Testing LLM Services in CI: Mocks and Fixtures

The Core Problem

Testing LLM services in CI is fundamentally different from testing a regular REST API. You face three problems that do not exist elsewhere:

Problem 1: Cost. Every real call to Azure OpenAI costs money. At scale — 50 developers, 10 PRs per day, 20 tests per PR — you are burning through significant budget just running CI.

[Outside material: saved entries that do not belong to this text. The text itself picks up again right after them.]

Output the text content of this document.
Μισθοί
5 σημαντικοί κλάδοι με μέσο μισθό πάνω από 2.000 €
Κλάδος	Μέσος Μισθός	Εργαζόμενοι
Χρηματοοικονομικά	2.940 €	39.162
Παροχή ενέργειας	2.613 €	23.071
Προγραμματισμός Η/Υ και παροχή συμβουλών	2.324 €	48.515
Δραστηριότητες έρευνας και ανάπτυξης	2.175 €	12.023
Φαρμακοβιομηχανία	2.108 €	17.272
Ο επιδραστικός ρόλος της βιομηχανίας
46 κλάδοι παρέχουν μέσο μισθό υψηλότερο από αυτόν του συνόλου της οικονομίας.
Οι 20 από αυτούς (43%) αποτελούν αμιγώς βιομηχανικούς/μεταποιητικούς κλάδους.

Problem 2: Non-determinism. GPT-4o does not return the same response twice. A test that asserts the reply equals an exact string will fail most of the time. LLM responses are probabilistic; your tests cannot be.

Problem 3: Latency. A real Azure OpenAI call takes 2-10 seconds. A test suite with 30 LLM calls takes 60-300 seconds minimum. This kills the fast feedback loop that makes CI valuable.

The solution is a layered testing strategy: mocks for unit tests, fixture replay for integration tests, and contract tests for prompt validation.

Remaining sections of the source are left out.